One electric eel species Electrophorus voltai generates an electrical discharge with a voltage of 860 volts. Now let’s imagine what would happen if there were a hundred such eels. This is not a scene from a horror movie – a collective hunt for electric eels is described in Ecology and Evolution staff of the National Institute for Amazonian Studies and Smithsonian Institution.
Until now, it was believed that electric eels are solitary hunters who rest during the day and look for prey at night. Sensing a fish, the eel approaches it and gives a discharge that paralyzes the victim. But back in 2012, researchers saw in one of the lakes of the Amazon basin, how about a hundred eels were hunting fish, driving them together to shallow water. It was decided to study this strange behavior of eels better. And a few years later, on the Iriri River, they managed to make a video that left no doubt that electric eels could hunt together.

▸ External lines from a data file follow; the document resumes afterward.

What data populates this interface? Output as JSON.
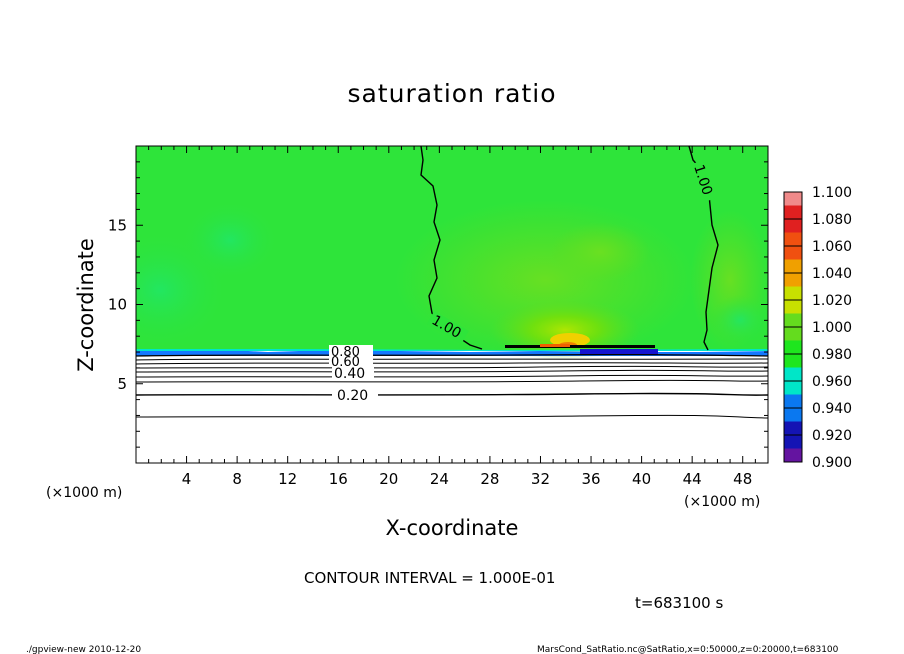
{
  "chart_data": {
    "type": "heatmap",
    "title": "saturation ratio",
    "xlabel": "X-coordinate",
    "ylabel": "Z-coordinate",
    "x_unit": "(×1000 m)",
    "y_unit": "(×1000 m)",
    "xlim": [
      0,
      50
    ],
    "ylim": [
      0,
      20
    ],
    "x_ticks": [
      4,
      8,
      12,
      16,
      20,
      24,
      28,
      32,
      36,
      40,
      44,
      48
    ],
    "y_ticks": [
      5,
      10,
      15
    ],
    "colorbar": {
      "levels": [
        "1.100",
        "1.080",
        "1.060",
        "1.040",
        "1.020",
        "1.000",
        "0.980",
        "0.960",
        "0.940",
        "0.920",
        "0.900"
      ],
      "colors": [
        "#f08a8a",
        "#e02020",
        "#f05010",
        "#f0a000",
        "#c8e000",
        "#64dc1e",
        "#1ee61e",
        "#00e6c8",
        "#0a78f0",
        "#1414b4",
        "#6414a0"
      ]
    },
    "contour_labels": [
      {
        "text": "1.00",
        "x": 24.5,
        "z": 8.2
      },
      {
        "text": "1.00",
        "x": 44.2,
        "z": 17.8
      },
      {
        "text": "0.80",
        "x": 17.2,
        "z": 6.9
      },
      {
        "text": "0.60",
        "x": 17.2,
        "z": 6.4
      },
      {
        "text": "0.40",
        "x": 17.2,
        "z": 5.6
      },
      {
        "text": "0.20",
        "x": 17.2,
        "z": 4.3
      }
    ],
    "contour_interval": "CONTOUR INTERVAL = 1.000E-01",
    "time": "t=683100 s"
  },
  "footer": {
    "left": "./gpview-new   2010-12-20",
    "right": "MarsCond_SatRatio.nc@SatRatio,x=0:50000,z=0:20000,t=683100"
  }
}
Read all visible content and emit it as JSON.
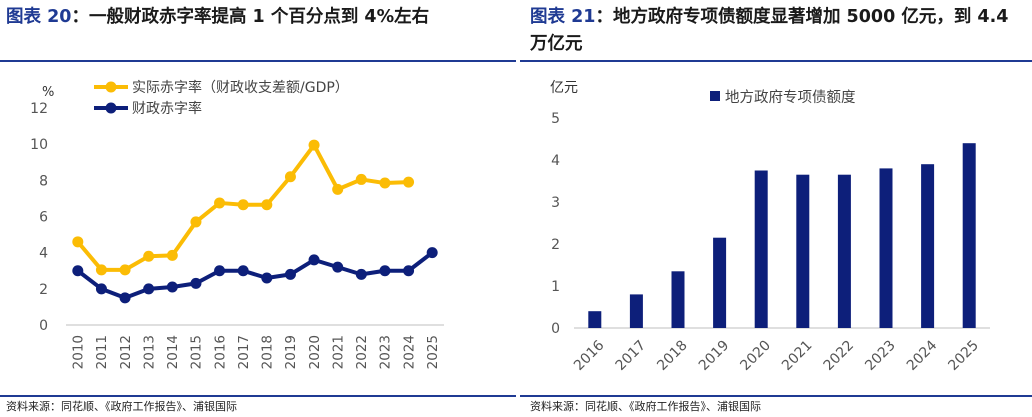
{
  "left": {
    "title_prefix": "图表 20",
    "title_text": "：一般财政赤字率提高 1 个百分点到 4%左右",
    "source": "资料来源：同花顺、《政府工作报告》、浦银国际"
  },
  "right": {
    "title_prefix": "图表 21",
    "title_text": "：地方政府专项债额度显著增加 5000 亿元，到 4.4 万亿元",
    "source": "资料来源：同花顺、《政府工作报告》、浦银国际"
  },
  "colors": {
    "gold": "#FBBC05",
    "navy": "#0D1F7A",
    "brand": "#1f3a93"
  },
  "chart_data": [
    {
      "type": "line",
      "title": "",
      "ylabel": "%",
      "xlabel": "",
      "ylim": [
        0,
        12
      ],
      "yticks": [
        0,
        2,
        4,
        6,
        8,
        10,
        12
      ],
      "grid": false,
      "legend": "top-left",
      "categories": [
        "2010",
        "2011",
        "2012",
        "2013",
        "2014",
        "2015",
        "2016",
        "2017",
        "2018",
        "2019",
        "2020",
        "2021",
        "2022",
        "2023",
        "2024",
        "2025"
      ],
      "series": [
        {
          "name": "实际赤字率（财政收支差额/GDP）",
          "color": "#FBBC05",
          "values": [
            4.6,
            3.05,
            3.05,
            3.8,
            3.85,
            5.7,
            6.75,
            6.65,
            6.65,
            8.2,
            9.95,
            7.5,
            8.05,
            7.85,
            7.9,
            null
          ]
        },
        {
          "name": "财政赤字率",
          "color": "#0D1F7A",
          "values": [
            3.0,
            2.0,
            1.5,
            2.0,
            2.1,
            2.3,
            3.0,
            3.0,
            2.6,
            2.8,
            3.6,
            3.2,
            2.8,
            3.0,
            3.0,
            4.0
          ]
        }
      ]
    },
    {
      "type": "bar",
      "title": "",
      "ylabel": "亿元",
      "xlabel": "",
      "ylim": [
        0,
        5
      ],
      "yticks": [
        0,
        1,
        2,
        3,
        4,
        5
      ],
      "grid": false,
      "legend": "top-center",
      "categories": [
        "2016",
        "2017",
        "2018",
        "2019",
        "2020",
        "2021",
        "2022",
        "2023",
        "2024",
        "2025"
      ],
      "series": [
        {
          "name": "地方政府专项债额度",
          "color": "#0D1F7A",
          "values": [
            0.4,
            0.8,
            1.35,
            2.15,
            3.75,
            3.65,
            3.65,
            3.8,
            3.9,
            4.4
          ]
        }
      ]
    }
  ]
}
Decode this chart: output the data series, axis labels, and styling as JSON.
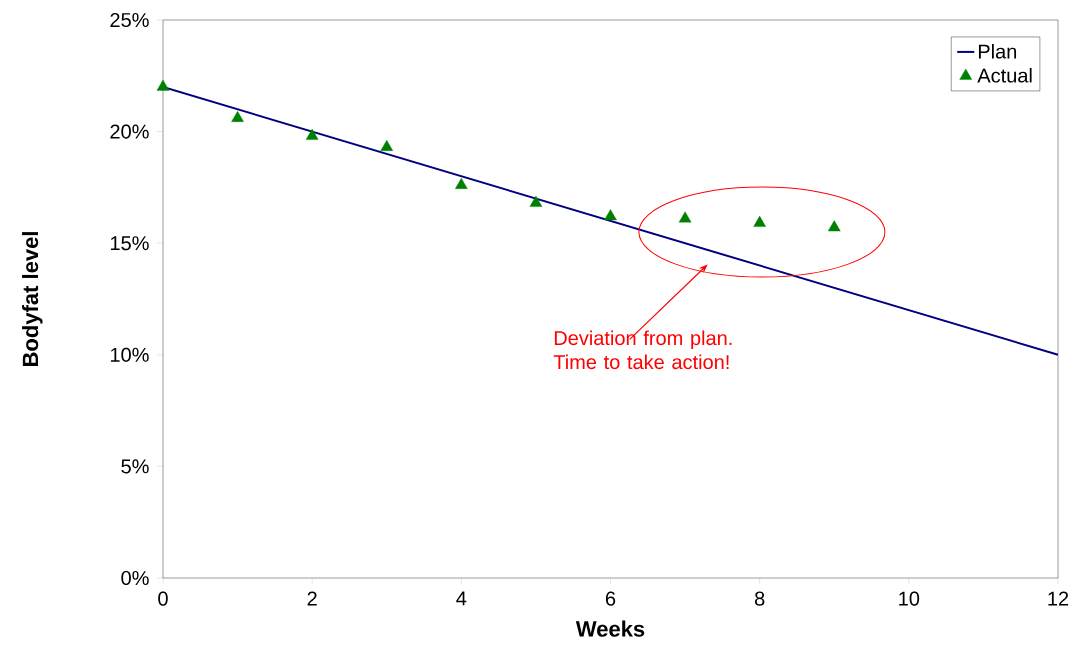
{
  "chart_data": {
    "type": "line",
    "xlabel": "Weeks",
    "ylabel": "Bodyfat level",
    "xlim": [
      0,
      12
    ],
    "ylim": [
      0,
      25
    ],
    "xticks": [
      0,
      2,
      4,
      6,
      8,
      10,
      12
    ],
    "yticks": [
      {
        "value": 0,
        "label": "0%"
      },
      {
        "value": 5,
        "label": "5%"
      },
      {
        "value": 10,
        "label": "10%"
      },
      {
        "value": 15,
        "label": "15%"
      },
      {
        "value": 20,
        "label": "20%"
      },
      {
        "value": 25,
        "label": "25%"
      }
    ],
    "series": [
      {
        "name": "Plan",
        "color": "#000080",
        "marker": "none",
        "line_style": "solid",
        "x": [
          0,
          12
        ],
        "values": [
          22,
          10
        ]
      },
      {
        "name": "Actual",
        "type": "scatter",
        "color": "#008000",
        "marker": "triangle",
        "x": [
          0,
          1,
          2,
          3,
          4,
          5,
          6,
          7,
          8,
          9
        ],
        "values": [
          22,
          20.6,
          19.8,
          19.3,
          17.6,
          16.8,
          16.2,
          16.1,
          15.9,
          15.7
        ]
      }
    ],
    "annotations": [
      "Deviation from plan. Time to take action!"
    ],
    "legend": "top right",
    "grid": false
  }
}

About a hundred eels at dawn or dusk swam to the shore, broke up into groups of about ten individuals and surrounded a small school of small fish. This was followed by a joint electrical discharge. The researchers did not measure the voltage of the general discharge of a group of eels, but, one must think, its strength turns out to be impressive. Eels underwent this procedure up to seven times, and on average one hunt took about two hours.
Group hunting of electric eels is practiced from June to November, when the water level in rivers and lakes drops. In shallow water bodies, fish are clustered, and it is easier to get it, so to speak, in bulk. Perhaps eels remember their hunting companions, gathering each time by the same detachment, but whether this is so or not, remains to be verified.
Among the fish there are those that hunt in groups; Moreover, we once wrote that some fish call for help from individuals of a different species – for example, rock perches cooperate with moray eels. Still, such behavior in fish is extremely rare, and among freshwater species, electric eels are so far the only ones who are engaged in driven hunting.
On the other hand, electric eels are generally a lot of different know-how. To cope with large prey, they embrace it – this way the discharge will be more effective. And in order to scare off a large animal that entered the water, the eel jumps out of the water and tries to touch the enemy in the air – again, so that the electric shock is stronger.